Chris Rauscher: It’s a project in two phases. [The first phase is] vehicle-to-home, in a backup situation, also called non-parallel operation. We’ve been installing that for a few months, and then in the future, possibly next year, we’ll add vehicle-to-grid (V2G) in a parallel operation scenario, but that all depends on getting the rules right with the utility, whether the utility has a programme where the utility can benefit, and the customers can benefit.

There’s been an unbelievably high level of interest from customers, utilities, regulators, and policymakers. It’s exciting to have that amount of capacity at the residential level. You’re talking for the long-range truck, 10 Tesla Powerwalls in terms of capacity, 130kWh.

That unlocks very exciting things that we can do with the vehicles, it doesn’t take many vehicles to have a real impact.

We’re speaking here in California where there’s a phaseout of internal combustion engine (ICE) car sales. Will things like V2G that can lower the cost of ownership of EVs, that customers will need to have anyway, be quite compelling?

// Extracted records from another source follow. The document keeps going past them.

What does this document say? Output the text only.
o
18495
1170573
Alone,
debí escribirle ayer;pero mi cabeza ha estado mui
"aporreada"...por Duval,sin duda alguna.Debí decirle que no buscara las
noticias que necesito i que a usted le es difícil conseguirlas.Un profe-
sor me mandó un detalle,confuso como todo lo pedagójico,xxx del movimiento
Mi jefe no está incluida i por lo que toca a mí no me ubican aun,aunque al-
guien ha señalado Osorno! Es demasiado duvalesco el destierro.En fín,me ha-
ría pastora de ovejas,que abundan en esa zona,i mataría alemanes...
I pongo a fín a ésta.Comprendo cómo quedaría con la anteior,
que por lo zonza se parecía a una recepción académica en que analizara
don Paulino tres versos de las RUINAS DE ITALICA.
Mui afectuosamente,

I was presenting yesterday on this project, and somebody asked me if I could I give them an ROI on buying the truck. That’s a really interesting question, because there is no ROI on buying an internal combustion engine vehicle.

And when we’ve taken a look at grid service programmes, primarily Bring Your Own Device (BYOD) programmes, peak reduction programmes, the numbers start looking really compelling. Both from an individual customer standpoint, and then if you’re operating them as Sunrun, operating as a virtual power plant, or as a fleet, they look really, really compelling.

Sunrun: Not just a big residential solar company, a big solar company, period. Image: Sunrun.

Two pushbacks we hear about on vehicle-to-grid have been traditionally on the warranty side and then also on the customer side. On the customer side, people might be reluctant to hand the utility control of their car’s battery. Is it about building a compelling economic case so that customers are happy to enrol? 

It’s a good point, it actually holds true for stationary battery customers as well. Years ago, we did early customer surveys. Customers did not want to share their batteries with the utility. One of the reasons they were getting solar and battery storage is because they don’t like what they were getting from the utility.

Once you start reframing it as sharing with your neighbour, and helping to reduce everyone’s costs on the grid, that paradigm really shifts quite a bit. Putting aside the environmental considerations, if you’re getting a cheque for some infrastructure that you already have in your home, or vehicle that you’re paying a monthly lease on, that really shifts people’s thinking.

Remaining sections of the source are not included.